Local authorities’ initial reports suggested that González’s injuries were the result of a traffic accident.
“The investigation did not find signs that the vehicle had braked or that it was hit by another vehicle,” Chief of Police Juan Barua said in an interview with online channel Itapúa en Noticias, which was published on YouTube in March 2016. “We presume that this person [González] came at a high velocity and the motorcycle fell. It skidded over the asphalt for various meters,” he added.
González’s family and colleagues called for further investigation, according to press reports. The journalist’s father, Carlos González, told Paraguayan press after his son’s death in March 2017 that he believes his son was murdered.
ABC Color reported in July 2016 that no damage was found to the motorcycle and raised doubts about whether the injuries were the result of a traffic accident.

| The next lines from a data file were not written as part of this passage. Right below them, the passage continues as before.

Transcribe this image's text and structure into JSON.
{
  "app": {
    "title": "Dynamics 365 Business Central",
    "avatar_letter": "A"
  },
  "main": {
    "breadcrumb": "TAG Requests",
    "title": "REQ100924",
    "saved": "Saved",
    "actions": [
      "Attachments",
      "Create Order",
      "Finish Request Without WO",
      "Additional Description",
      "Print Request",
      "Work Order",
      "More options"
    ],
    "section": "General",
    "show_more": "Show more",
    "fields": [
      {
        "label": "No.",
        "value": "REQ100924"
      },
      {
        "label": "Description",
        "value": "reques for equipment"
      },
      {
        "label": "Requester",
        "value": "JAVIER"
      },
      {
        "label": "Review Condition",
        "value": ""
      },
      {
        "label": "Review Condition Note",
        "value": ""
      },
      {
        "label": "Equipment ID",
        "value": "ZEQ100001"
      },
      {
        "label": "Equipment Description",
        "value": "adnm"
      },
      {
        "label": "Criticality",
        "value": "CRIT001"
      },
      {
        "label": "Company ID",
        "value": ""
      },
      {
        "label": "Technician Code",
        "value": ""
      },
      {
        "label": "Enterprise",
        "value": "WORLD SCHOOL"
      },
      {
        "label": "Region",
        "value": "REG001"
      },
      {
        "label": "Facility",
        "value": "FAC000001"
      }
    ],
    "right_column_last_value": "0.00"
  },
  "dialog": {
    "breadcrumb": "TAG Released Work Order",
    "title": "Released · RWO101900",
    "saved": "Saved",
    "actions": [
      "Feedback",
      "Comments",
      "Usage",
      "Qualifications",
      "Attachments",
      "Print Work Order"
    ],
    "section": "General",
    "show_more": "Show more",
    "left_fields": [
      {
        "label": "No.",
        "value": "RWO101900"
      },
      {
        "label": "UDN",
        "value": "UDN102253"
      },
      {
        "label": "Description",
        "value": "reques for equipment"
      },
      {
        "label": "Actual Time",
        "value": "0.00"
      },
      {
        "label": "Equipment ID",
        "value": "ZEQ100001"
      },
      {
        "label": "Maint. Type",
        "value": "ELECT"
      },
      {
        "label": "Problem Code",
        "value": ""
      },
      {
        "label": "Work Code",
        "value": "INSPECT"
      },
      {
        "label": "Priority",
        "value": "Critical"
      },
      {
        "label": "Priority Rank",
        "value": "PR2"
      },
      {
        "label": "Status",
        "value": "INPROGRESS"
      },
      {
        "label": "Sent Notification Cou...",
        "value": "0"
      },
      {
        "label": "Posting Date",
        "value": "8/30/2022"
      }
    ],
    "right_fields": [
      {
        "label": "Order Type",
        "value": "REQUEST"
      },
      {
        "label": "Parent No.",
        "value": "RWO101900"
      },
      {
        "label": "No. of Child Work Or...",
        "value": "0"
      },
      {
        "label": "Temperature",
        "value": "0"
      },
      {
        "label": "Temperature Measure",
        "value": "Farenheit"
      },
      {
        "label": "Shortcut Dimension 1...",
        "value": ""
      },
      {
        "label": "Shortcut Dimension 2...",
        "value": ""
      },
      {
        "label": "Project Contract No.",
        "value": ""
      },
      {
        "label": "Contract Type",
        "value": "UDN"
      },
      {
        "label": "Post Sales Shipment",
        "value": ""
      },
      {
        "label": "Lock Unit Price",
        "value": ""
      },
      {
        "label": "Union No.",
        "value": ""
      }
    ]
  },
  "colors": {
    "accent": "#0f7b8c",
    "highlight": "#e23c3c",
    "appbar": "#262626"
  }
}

Police had previously arrested González on charges the journalist said were retaliation for his reporting.
In September 2014, Fram police arrested González and charged him with drug possession and trafficking after allegedly finding six balls of crack cocaine in his bag, according to a report in ABC Noticias from the time of the arrest. González said that police had planted the drugs on him in reprisal for his reporting with the radio station Trigal F.M., according to the report. Three days prior to his arrest, González had reported on cattle rustling, according to an interview the journalist gave to the news website Itapúa en Noticias which was published on YouTube in June 2015.
After González spent a year in house arrest, a local judge dismissed the charges, according to a separate ABC Color report.
José Miguel González, the ABC Color correspondent in Itapúa and president of the Association of Periodistas in the South (APESUR) told CPJ that, a week before Eduardo González was found unconscious, the radio reporter said that he had agreed to informally settle with police for 50 million guaranis (US$9,000) in lieu of filing suit against them for wrongful arrest.
The ABC Color correspondent said that he believed that Eduardo González was killed so that police could be rid of the case without paying. José Miguel González added that González had continued reporting on the collusion between police and cattle thieves on his radio program after he was released from house arrest.
The national police station in Fram did not immediately respond to CPJ’s request for comment in December 2017.
After González’s death, Edward Irala, the assistant prosecutor in Itapúa, told journalists during a press conference that the investigation into the circumstances under which González appeared unconscious on the roadside was still open after his death in March 2017.
Irala said that prosecutors were also investigating the possibility that González was planning to file a wrongful arrest suit against the Fram police officers who had charged him with drug crimes, according to a video of the press conference from Itapúa en Noticias on YouTube.